Sunday, October 5, 2008

Subconcious Gay Crush

Fifteen years ago, I had this friend in college, he was a few years younger than me. We used to hang out together, mostly in his room. I'd come over with a bunch of weed and we'd smoke it until it was gone, music loud. At the time I can remember wondering if he was any bit gay or bi, but I never had the balls to ask him. I remember secretly hoping he would come on to me, but I'm not sure I actually acknowledged to this myself. It was more of a secret crush -- a secret even to me.

Five years or so after college, he and his girlfriend came up to visit a few hours north. Later I visited him where he lived, and by then my gay urges had surfaced a bit more, but I was still oblivious to my sexual attraction to men. At the time it was a curious quirk that came and went, nothing that caused me too much concern. Some of the feelings I was having made me wonder if I was gay, but overall my sexual orientation was all straight. All straight porn, straight relationships, straight dreams and fantasies.

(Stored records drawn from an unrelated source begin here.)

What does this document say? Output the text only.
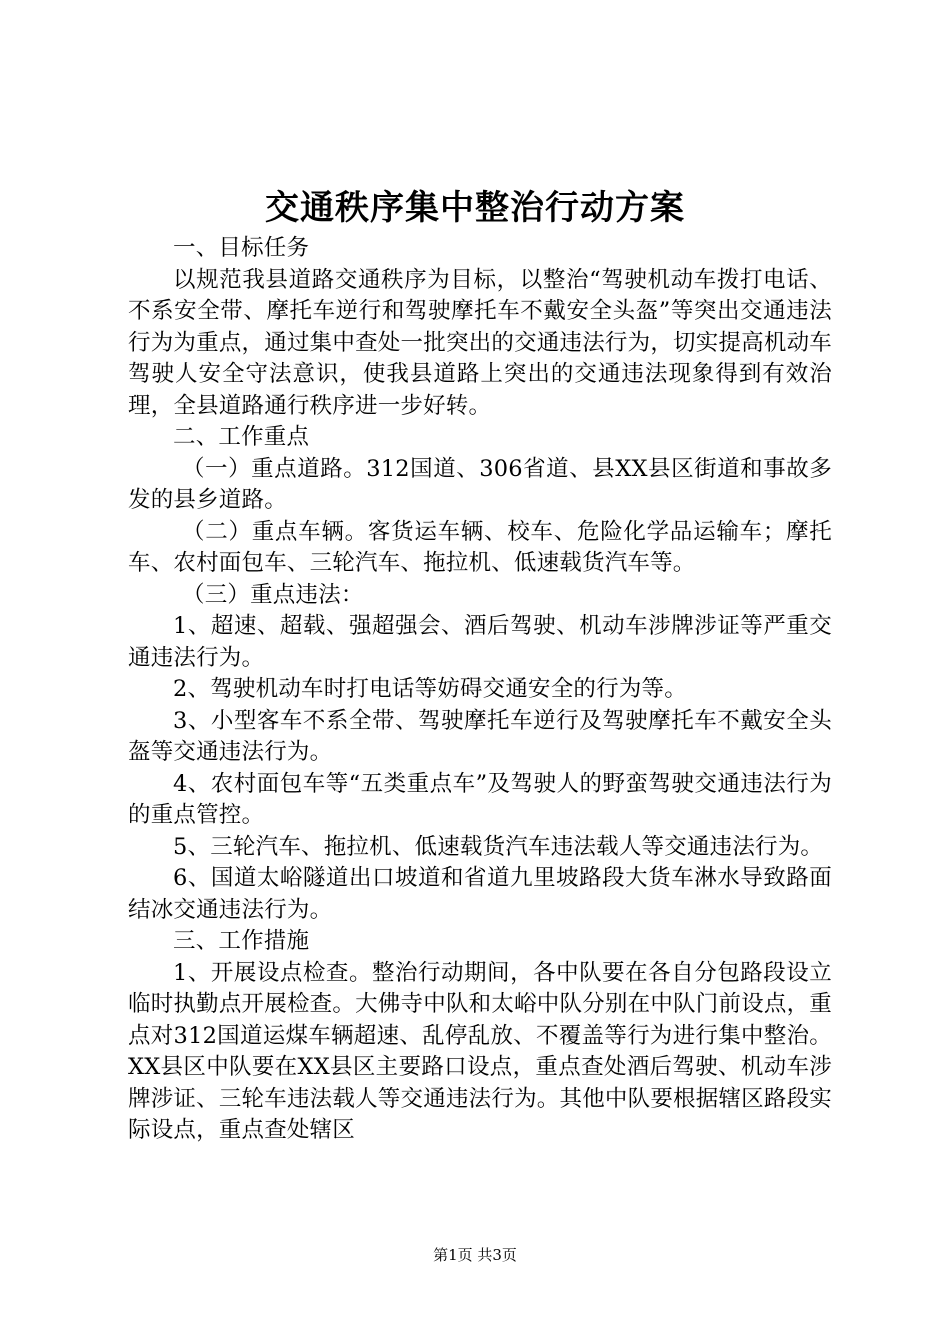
交通秩序集中整治行动方案

一、目标任务

以规范我县道路交通秩序为目标，以整治“驾驶机动车拨打电话、不系安全带、摩托车逆行和驾驶摩托车不戴安全头盔”等突出交通违法行为为重点，通过集中查处一批突出的交通违法行为，切实提高机动车驾驶人安全守法意识，使我县道路上突出的交通违法现象得到有效治理，全县道路通行秩序进一步好转。

二、工作重点

（一）重点道路。312国道、306省道、县XX县区街道和事故多发的县乡道路。

（二）重点车辆。客货运车辆、校车、危险化学品运输车；摩托车、农村面包车、三轮汽车、拖拉机、低速载货汽车等。

（三）重点违法：

1、超速、超载、强超强会、酒后驾驶、机动车涉牌涉证等严重交通违法行为。

2、驾驶机动车时打电话等妨碍交通安全的行为等。

3、小型客车不系全带、驾驶摩托车逆行及驾驶摩托车不戴安全头盔等交通违法行为。

4、农村面包车等“五类重点车”及驾驶人的野蛮驾驶交通违法行为的重点管控。

5、三轮汽车、拖拉机、低速载货汽车违法载人等交通违法行为。

6、国道太峪隧道出口坡道和省道九里坡路段大货车淋水导致路面结冰交通违法行为。

三、工作措施

1、开展设点检查。整治行动期间，各中队要在各自分包路段设立临时执勤点开展检查。大佛寺中队和太峪中队分别在中队门前设点，重点对312国道运煤车辆超速、乱停乱放、不覆盖等行为进行集中整治。XX县区中队要在XX县区主要路口设点，重点查处酒后驾驶、机动车涉牌涉证、三轮车违法载人等交通违法行为。其他中队要根据辖区路段实际设点，重点查处辖区

第1页 共3页
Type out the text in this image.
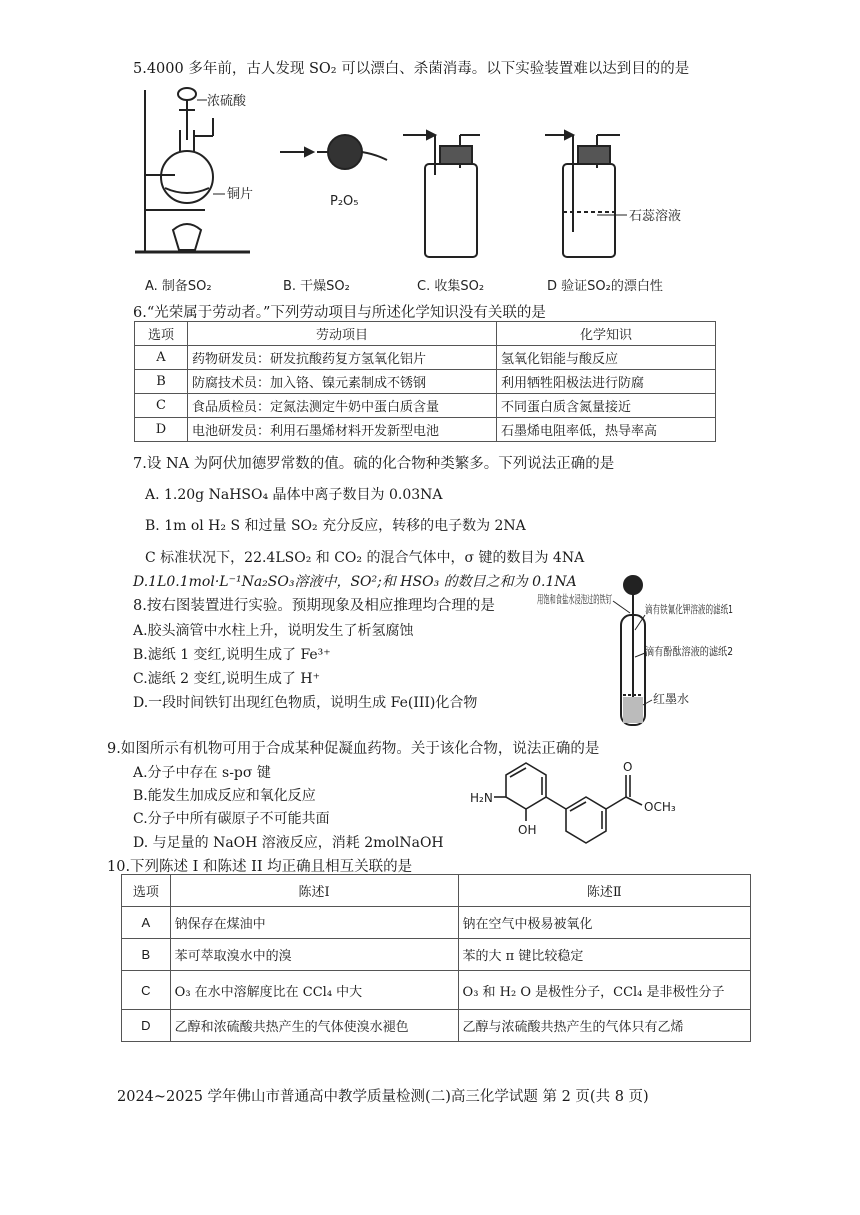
5.4000 多年前，古人发现 SO₂ 可以漂白、杀菌消毒。以下实验装置难以达到目的的是
浓硫酸
铜片	P₂O₅
石蕊溶液
A. 制备SO₂	B. 干燥SO₂	C. 收集SO₂	D 验证SO₂的漂白性
6.“光荣属于劳动者。”下列劳动项目与所述化学知识没有关联的是
选项	劳动项目	化学知识
A	药物研发员：研发抗酸药复方氢氧化铝片	氢氧化铝能与酸反应
B	防腐技术员：加入铬、镍元素制成不锈钢	利用牺牲阳极法进行防腐
C	食品质检员：定氮法测定牛奶中蛋白质含量	不同蛋白质含氮量接近
D	电池研发员：利用石墨烯材料开发新型电池	石墨烯电阻率低，热导率高
7.设 NA 为阿伏加德罗常数的值。硫的化合物种类繁多。下列说法正确的是
A. 1.20g NaHSO₄ 晶体中离子数目为 0.03NA
B. 1m ol H₂ S 和过量 SO₂ 充分反应，转移的电子数为 2NA
C 标准状况下，22.4LSO₂ 和 CO₂ 的混合气体中，σ 键的数目为 4NA
D.1L0.1mol·L⁻¹Na₂SO₃溶液中，SO²;和 HSO₃ 的数目之和为 0.1NA
8.按右图装置进行实验。预期现象及相应推理均合理的是
A.胶头滴管中水柱上升，说明发生了析氢腐蚀
B.滤纸 1 变红,说明生成了 Fe³⁺
C.滤纸 2 变红,说明生成了 H⁺
D.一段时间铁钉出现红色物质，说明生成 Fe(III)化合物
用饱和食盐水浸泡过的铁钉
滴有铁氰化钾溶液的滤纸1
滴有酚酞溶液的滤纸2
红墨水
9.如图所示有机物可用于合成某种促凝血药物。关于该化合物，说法正确的是
A.分子中存在 s-pσ 键
B.能发生加成反应和氧化反应
C.分子中所有碳原子不可能共面
D. 与足量的 NaOH 溶液反应，消耗 2molNaOH
H₂N
OH
O
OCH₃
10.下列陈述 I 和陈述 II 均正确且相互关联的是
选项	陈述Ⅰ	陈述Ⅱ
A	钠保存在煤油中	钠在空气中极易被氧化
B	苯可萃取溴水中的溴	苯的大 π 键比较稳定
C	O₃ 在水中溶解度比在 CCl₄ 中大	O₃ 和 H₂ O 是极性分子，CCl₄ 是非极性分子
D	乙醇和浓硫酸共热产生的气体使溴水褪色	乙醇与浓硫酸共热产生的气体只有乙烯
2024~2025 学年佛山市普通高中教学质量检测(二)高三化学试题 第 2 页(共 8 页)
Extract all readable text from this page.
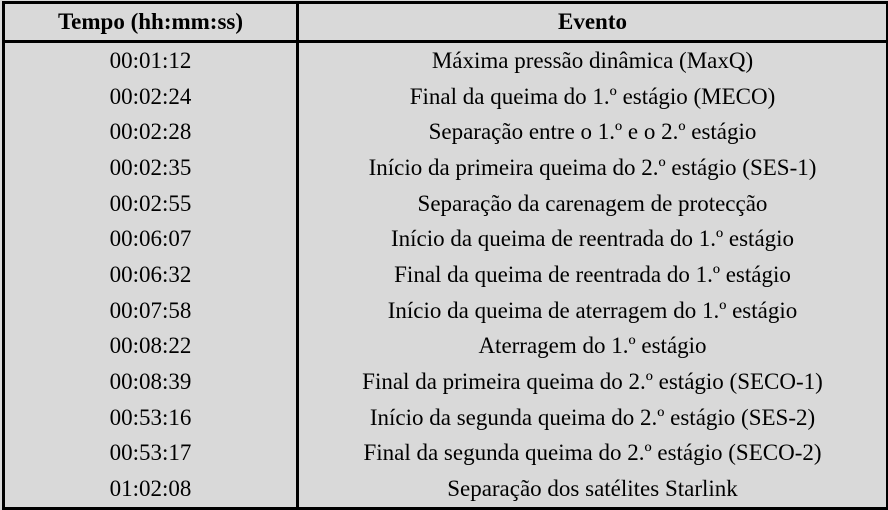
Tempo (hh:mm:ss)	Evento
00:01:12	Máxima pressão dinâmica (MaxQ)
00:02:24	Final da queima do 1.º estágio (MECO)
00:02:28	Separação entre o 1.º e o 2.º estágio
00:02:35	Início da primeira queima do 2.º estágio (SES-1)
00:02:55	Separação da carenagem de protecção
00:06:07	Início da queima de reentrada do 1.º estágio
00:06:32	Final da queima de reentrada do 1.º estágio
00:07:58	Início da queima de aterragem do 1.º estágio
00:08:22	Aterragem do 1.º estágio
00:08:39	Final da primeira queima do 2.º estágio (SECO-1)
00:53:16	Início da segunda queima do 2.º estágio (SES-2)
00:53:17	Final da segunda queima do 2.º estágio (SECO-2)
01:02:08	Separação dos satélites Starlink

Now a full ten years after that, and upon reflection I realize that I had a crush on him. He was very good looking, slightly geeky, a bit effeminate. I knew he dated girls, but in this subconscious way I hoped maybe he had experience with men, and would show me a thing or two. Looking back now, I wish I had talked to him about it.

Today, I still fantasize about him. I imagine that he has a big cock and a smooth chest, and knows how to mentor a newbie gently. To this day I wish he was my first.